I love when trials are well-designed, because the conclusion doesn't say "we need more data." It says: this is what we should be doing. For me, it's a no-brainer. Reducing opioid exposure makes sense. The approach pairs a single dose with rigorous, ongoing assessment and the opportunity to intervene based on symptoms. And the reduction in length of stay — nearly two and a half days — is enormous. People might say it's just a couple of days, but if someone told you your child was going to be in the hospital two and a half days longer, nobody would say that's not a big deal.
Daphna Yasova Barbeau (20:00.279) In some hospitals, that's on the pediatric ward.

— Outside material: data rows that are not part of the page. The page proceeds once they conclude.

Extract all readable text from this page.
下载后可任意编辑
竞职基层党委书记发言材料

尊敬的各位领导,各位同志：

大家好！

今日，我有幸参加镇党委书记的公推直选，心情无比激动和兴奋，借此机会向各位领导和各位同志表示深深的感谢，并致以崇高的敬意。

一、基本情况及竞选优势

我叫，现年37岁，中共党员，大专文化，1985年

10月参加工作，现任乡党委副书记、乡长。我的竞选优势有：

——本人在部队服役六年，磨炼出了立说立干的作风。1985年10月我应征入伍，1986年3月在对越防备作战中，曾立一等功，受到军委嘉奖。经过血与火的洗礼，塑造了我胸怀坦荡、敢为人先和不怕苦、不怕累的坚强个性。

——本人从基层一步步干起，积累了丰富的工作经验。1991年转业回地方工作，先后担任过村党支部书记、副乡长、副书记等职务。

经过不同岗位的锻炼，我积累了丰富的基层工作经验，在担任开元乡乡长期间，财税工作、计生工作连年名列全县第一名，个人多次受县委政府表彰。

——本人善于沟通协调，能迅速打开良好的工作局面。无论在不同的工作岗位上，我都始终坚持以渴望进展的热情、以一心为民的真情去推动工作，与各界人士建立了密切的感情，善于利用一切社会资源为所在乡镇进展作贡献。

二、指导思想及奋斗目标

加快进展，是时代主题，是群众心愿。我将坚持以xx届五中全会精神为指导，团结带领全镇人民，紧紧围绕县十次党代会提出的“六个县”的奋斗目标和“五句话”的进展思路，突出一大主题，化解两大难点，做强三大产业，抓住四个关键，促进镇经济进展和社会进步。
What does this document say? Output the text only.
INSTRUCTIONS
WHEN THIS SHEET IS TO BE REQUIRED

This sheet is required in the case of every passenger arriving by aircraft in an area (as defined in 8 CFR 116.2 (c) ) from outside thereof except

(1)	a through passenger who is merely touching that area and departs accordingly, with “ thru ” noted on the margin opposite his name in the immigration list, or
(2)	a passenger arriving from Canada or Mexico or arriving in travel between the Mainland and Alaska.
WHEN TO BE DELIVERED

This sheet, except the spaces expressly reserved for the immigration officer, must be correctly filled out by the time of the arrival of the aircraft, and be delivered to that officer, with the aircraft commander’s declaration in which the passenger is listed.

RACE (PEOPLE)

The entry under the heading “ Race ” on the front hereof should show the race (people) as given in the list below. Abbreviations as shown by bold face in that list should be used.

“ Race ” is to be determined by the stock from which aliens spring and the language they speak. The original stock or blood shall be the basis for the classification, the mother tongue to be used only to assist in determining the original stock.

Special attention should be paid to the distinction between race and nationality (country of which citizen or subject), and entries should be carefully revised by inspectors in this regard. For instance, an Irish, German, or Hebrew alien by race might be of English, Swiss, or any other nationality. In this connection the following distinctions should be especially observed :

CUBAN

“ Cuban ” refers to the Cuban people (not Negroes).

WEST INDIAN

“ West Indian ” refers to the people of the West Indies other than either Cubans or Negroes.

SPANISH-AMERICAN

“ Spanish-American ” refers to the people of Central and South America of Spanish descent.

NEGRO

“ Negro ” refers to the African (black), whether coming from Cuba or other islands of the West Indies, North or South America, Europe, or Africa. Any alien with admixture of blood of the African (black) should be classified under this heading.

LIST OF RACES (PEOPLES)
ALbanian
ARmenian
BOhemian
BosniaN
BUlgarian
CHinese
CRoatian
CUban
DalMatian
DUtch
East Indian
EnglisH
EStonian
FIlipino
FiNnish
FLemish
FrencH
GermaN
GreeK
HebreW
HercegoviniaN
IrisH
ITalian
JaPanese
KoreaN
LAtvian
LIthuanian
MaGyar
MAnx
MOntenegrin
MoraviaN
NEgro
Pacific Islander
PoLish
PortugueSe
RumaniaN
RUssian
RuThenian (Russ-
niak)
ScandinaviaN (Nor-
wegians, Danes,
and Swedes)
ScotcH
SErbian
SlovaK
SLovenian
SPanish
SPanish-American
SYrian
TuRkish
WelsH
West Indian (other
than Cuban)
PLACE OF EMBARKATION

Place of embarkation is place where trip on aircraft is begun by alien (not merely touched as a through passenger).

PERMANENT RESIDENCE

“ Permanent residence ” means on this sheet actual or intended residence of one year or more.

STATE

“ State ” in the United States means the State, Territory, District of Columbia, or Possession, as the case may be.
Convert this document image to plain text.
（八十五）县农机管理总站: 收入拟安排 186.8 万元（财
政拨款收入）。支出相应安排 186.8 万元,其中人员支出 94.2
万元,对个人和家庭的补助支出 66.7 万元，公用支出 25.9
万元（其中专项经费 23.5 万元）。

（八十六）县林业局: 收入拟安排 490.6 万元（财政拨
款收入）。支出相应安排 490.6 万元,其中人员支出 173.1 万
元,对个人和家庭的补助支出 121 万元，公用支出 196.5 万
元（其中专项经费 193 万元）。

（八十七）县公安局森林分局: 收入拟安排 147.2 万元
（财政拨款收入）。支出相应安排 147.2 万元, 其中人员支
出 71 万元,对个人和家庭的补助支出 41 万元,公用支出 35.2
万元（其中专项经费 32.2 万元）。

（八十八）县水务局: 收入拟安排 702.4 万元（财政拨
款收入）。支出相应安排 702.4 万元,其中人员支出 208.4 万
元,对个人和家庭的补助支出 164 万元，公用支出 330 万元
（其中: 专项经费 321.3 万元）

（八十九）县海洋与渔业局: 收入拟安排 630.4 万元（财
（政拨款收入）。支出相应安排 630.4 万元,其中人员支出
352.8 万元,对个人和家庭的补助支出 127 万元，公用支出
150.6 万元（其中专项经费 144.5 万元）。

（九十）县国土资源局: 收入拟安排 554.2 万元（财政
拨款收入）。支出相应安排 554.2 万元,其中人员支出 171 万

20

In many hospitals, that's two and a half more days in the ICU. We've all had that experience — a baby who needed some treatment, did great, and you're just weaning, weaning, weaning. Obviously some kids don't fit that paradigm, and the study addressed that. But I think this is a new way to look at a group of babies who already needed medication beyond Eat Sleep Console — and that shift in itself was already a change from how we managed things in training. Exciting nonetheless.
Ben Courchia (20:44.368) Agreed. This is why I wanted to start here today — it's a very important study. To me, this is the type of study we'll see in the next edition of 50 Studies Every Neonatologist Should Know. These are the studies that define practice. I'm very curious to see the long-term outcomes. We know that in utero opioid exposure has negative effects on neurodevelopment, and we know that postnatal opioid exposure does as well. What we don't know is how much of the neurodevelopmental impairment we see after in utero exposure is driven by the prenatal phase versus our own treatment after birth. If we can reduce the postnatal opioid load, what improvement might we see down the road? I'm sure they'll come out with long-term data.
Daphna Yasova Barbeau (21:59.757) It's also compounded because — for systems that have adopted ESC — Eat Sleep Console doesn't stop when we start pharmacologic treatment. Before, we'd keep babies in a closed dark room. But now it's eat, sleep, and console: pick up this baby, spend time with this baby, hold this baby. I really hope we'll find that long-term outcomes are improving significantly for these kids.
Ben Courchia (22:40.070) All right. That wraps up today. See you tomorrow.
Daphna Yasova Barbeau (22:45.583) Bye.